- The UK’s National Energy System Operator (NESO) reportedly paid about £10 million to secure additional electricity during a heatwave, more than four times its usual daily procurement costs.
- The system operator cancelled a margin notice after agreeing to pay roughly £1,400 per megawatt‑hour for 1.7 GW of imported power, close to twenty times last June’s average wholesale price.
- Demand spiked as households switched on air conditioners and fans while low wind speeds and high river temperatures in France cut renewable and nuclear output, prompting calls for gas plants to run at full tilt.
With Britain baking under a rare June heatwave and wind speeds languishing last week, the UK grid operator found itself scrambling to keep the lights on.
Officials at NESO issued a margin notice on 24 June, signalling that available capacity might fall below the prudent safety margin during the early evening. This is the kind of alert normally seen in winter cold snaps, not in summer. Households turning on fans, air conditioning units and cold drinks sent demand soaring as high temperatures and low wind speeds curtailed renewable output.
According to the Guardian, the operator expected to spend about £10 million – roughly four times its normal daily outlay – to ensure enough generation. A handful of gas‑fired power plants were paid almost £4 million to run for just a few hours as viewers watched England’s World Cup match, and imported electricity fetched eye‑watering sums.
The margin notice was lifted only after NESO agreed to pay about £1,400 per megawatt‑hour for 1.7 gigawatts of imported electricity from continental Europe. That price was nearly twenty times the June 2025 average and underscores how tight the system had become.
Officials emphasised that there was never a risk of a blackout – the warning is designed to pre‑empt shortages by signalling to generators that more capacity is needed. Still, the cost of avoiding a shortfall prompted criticism from some quarters that Britain’s electricity market lacks sufficient flexibility.
The underlying problem was a combination of high demand and reduced supply. Wind speeds were depressed by a persistent high‑pressure system, labelled an ‘Omega block’, while scorching temperatures pushed up river temperatures in France, forcing EDF to cut nuclear output and sending wholesale prices across Europe to multiyear highs.

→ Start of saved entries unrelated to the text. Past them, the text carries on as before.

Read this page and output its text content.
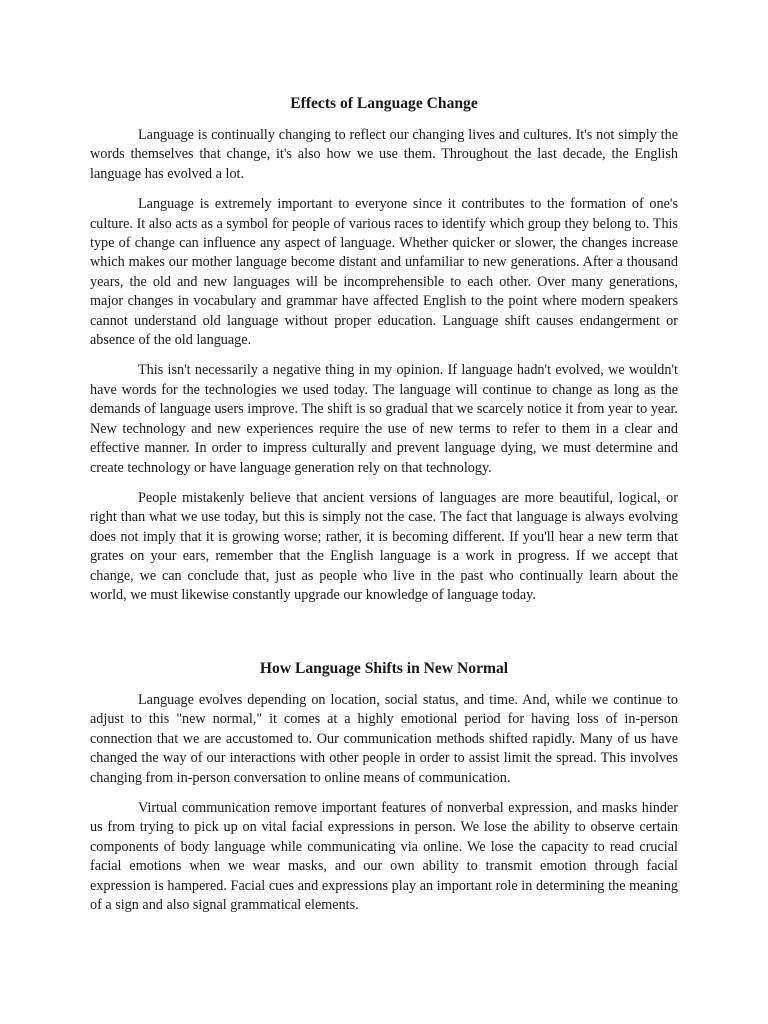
Effects of Language Change

Language is continually changing to reflect our changing lives and cultures. It's not simply the words themselves that change, it's also how we use them. Throughout the last decade, the English language has evolved a lot.

Language is extremely important to everyone since it contributes to the formation of one's culture. It also acts as a symbol for people of various races to identify which group they belong to. This type of change can influence any aspect of language. Whether quicker or slower, the changes increase which makes our mother language become distant and unfamiliar to new generations. After a thousand years, the old and new languages will be incomprehensible to each other. Over many generations, major changes in vocabulary and grammar have affected English to the point where modern speakers cannot understand old language without proper education. Language shift causes endangerment or absence of the old language.

This isn't necessarily a negative thing in my opinion. If language hadn't evolved, we wouldn't have words for the technologies we used today. The language will continue to change as long as the demands of language users improve. The shift is so gradual that we scarcely notice it from year to year. New technology and new experiences require the use of new terms to refer to them in a clear and effective manner. In order to impress culturally and prevent language dying, we must determine and create technology or have language generation rely on that technology.

People mistakenly believe that ancient versions of languages are more beautiful, logical, or right than what we use today, but this is simply not the case. The fact that language is always evolving does not imply that it is growing worse; rather, it is becoming different. If you'll hear a new term that grates on your ears, remember that the English language is a work in progress. If we accept that change, we can conclude that, just as people who live in the past who continually learn about the world, we must likewise constantly upgrade our knowledge of language today.

How Language Shifts in New Normal

Language evolves depending on location, social status, and time. And, while we continue to adjust to this "new normal," it comes at a highly emotional period for having loss of in-person connection that we are accustomed to. Our communication methods shifted rapidly. Many of us have changed the way of our interactions with other people in order to assist limit the spread. This involves changing from in-person conversation to online means of communication.

Virtual communication remove important features of nonverbal expression, and masks hinder us from trying to pick up on vital facial expressions in person. We lose the ability to observe certain components of body language while communicating via online. We lose the capacity to read crucial facial emotions when we wear masks, and our own ability to transmit emotion through facial expression is hampered. Facial cues and expressions play an important role in determining the meaning of a sign and also signal grammatical elements.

Britain’s all‑time June temperature record – 35.8 °C in West Sussex – was broken that day, putting additional stress on infrastructure. With domestic generation running flat out and interconnectors strained, NESO resorted to imports at premium prices. The incident illustrates how extreme heat can strain the grid in similar ways to winter cold, challenging the notion that summer is a period of surplus electricity.
Stress tests
Analysts say these stresses will become more frequent as climate change drives more extreme weather. A report by the Climate Change Committee recently warned that Britain’s progress on electrification is too slow, leaving households exposed to fossil‑fuel price spikes and undermining the energy transition.
The committee urged ministers to remove policy costs from electricity bills, expand electric vehicle charging and make heat pumps more affordable.
Boosting demand‑side response programmes could also help; the Guardian noted that NESO’s demand flexibility service managed to secure only 92 MW of demand reduction during the heatwave, compared with the 1.9 GW supply gap NESO sought to fill.
Moreover, the episode exposes a tension at the heart of Britain’s power transition. On one hand, renewable generation is expanding rapidly and is set to dominate future supply; on the other, the system still relies on flexible fossil‑fuelled plant and imports to manage short‑term imbalances.
Large‑scale battery and pumped hydro storage projects, such as those shortlisted by Ofgem under its long‑duration storage cap‑and‑floor scheme, are intended to provide multi‑hour backup. But until those assets are built at scale, NESO will continue to rely on high‑cost imports and gas to get through hot, windless evenings.
To avoid future £10 million stress tests, policymakers and industry will need to accelerate investment in storage, demand‑side response, grid reinforcement and climate‑resilient infrastructure.
Moreover, the heatwave underscores the social impacts of extreme weather. Schools were closed, hospitals cancelled appointments and train operators urged passengers to travel only if necessary. Unions even called for workers to take part in a “heat strike” on the hottest day.
Britain’s infrastructure and labour laws are largely designed for cold winters, not blistering summers. The £10 million emergency purchase may have kept the lights on, but it should also serve as a wake‑up call: the energy transition must adapt to a warming world, not just a low-carbon one.